Prevención terciaria: aunque la función cognitiva de los pacientes con EA está disminuida, se debe alentar a los pacientes a participar en actividades sociales diarias, incluidas las actividades mentales y físicas, especialmente en pacientes tempranos. La mayor cantidad de actividades posible puede mantener y retener sus habilidades, como jugar Los instrumentos musicales, el baile, los naipes, la escritura y la pintura contribuyen a la vida del paciente y tienen el potencial de retrasar la progresión de la enfermedad, ya que los pacientes con demencia severa también pueden responder a la vida social familiar y a la música familiar.

Las prácticas específicas son las siguientes:

Primero, debemos fortalecer la prevención desde los aspectos de los factores ambientales internos y externos, como la psicología, la personalidad, la dieta y la nutrición, la calidad del aire, etc.
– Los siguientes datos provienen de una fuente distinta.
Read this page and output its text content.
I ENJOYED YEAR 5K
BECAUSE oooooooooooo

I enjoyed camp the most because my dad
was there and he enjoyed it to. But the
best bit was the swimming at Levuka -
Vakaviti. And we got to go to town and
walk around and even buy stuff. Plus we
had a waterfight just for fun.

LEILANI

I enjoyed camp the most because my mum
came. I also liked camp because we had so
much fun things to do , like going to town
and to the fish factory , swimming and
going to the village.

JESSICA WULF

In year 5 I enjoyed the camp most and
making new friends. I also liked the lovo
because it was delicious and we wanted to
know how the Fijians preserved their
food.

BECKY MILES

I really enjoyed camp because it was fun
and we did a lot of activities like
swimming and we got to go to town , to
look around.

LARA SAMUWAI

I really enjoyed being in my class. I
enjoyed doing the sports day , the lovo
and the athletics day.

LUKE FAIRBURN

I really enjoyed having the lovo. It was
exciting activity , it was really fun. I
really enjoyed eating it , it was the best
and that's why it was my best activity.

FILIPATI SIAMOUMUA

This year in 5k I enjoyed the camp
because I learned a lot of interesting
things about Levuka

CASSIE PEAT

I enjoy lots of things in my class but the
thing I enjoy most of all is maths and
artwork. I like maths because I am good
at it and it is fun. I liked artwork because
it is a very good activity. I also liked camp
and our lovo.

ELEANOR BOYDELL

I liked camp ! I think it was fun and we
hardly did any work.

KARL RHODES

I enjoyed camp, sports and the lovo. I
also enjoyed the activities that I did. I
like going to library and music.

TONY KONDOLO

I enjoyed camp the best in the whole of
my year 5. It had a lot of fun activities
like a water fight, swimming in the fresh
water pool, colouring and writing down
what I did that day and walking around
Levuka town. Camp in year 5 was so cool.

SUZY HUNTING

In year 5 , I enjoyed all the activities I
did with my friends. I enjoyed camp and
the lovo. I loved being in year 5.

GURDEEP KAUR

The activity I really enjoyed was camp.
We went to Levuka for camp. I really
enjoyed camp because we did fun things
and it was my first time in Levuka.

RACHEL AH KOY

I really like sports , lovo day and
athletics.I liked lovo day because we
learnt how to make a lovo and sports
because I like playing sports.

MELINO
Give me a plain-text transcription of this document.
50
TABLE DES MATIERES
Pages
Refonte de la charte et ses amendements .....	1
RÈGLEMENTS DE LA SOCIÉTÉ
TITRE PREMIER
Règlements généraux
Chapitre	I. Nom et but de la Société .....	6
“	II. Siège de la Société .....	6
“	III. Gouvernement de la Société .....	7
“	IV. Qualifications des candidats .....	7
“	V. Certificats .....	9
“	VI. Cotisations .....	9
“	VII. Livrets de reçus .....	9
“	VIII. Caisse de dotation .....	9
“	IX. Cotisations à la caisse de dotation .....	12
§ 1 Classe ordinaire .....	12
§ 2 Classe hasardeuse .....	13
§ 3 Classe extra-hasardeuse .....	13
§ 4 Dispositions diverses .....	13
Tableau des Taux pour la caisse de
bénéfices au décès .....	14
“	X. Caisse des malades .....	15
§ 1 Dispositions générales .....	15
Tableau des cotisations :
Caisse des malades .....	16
Entre ellos, los factores psicológicos son particularmente importantes, debemos prestar atención para mantener una buena mentalidad y garantizar el equilibrio del estado mental y mental.

En segundo lugar, establecer un estilo de vida científico y racional y desarrollar un buen hábito de vida.

Tercero, debemos prestar atención al ejercicio y perseverar, y debemos combinar la estática y la dinámica, el trabajo y el descanso, como el ajedrez y la caligrafía, la pesca y otros viajes.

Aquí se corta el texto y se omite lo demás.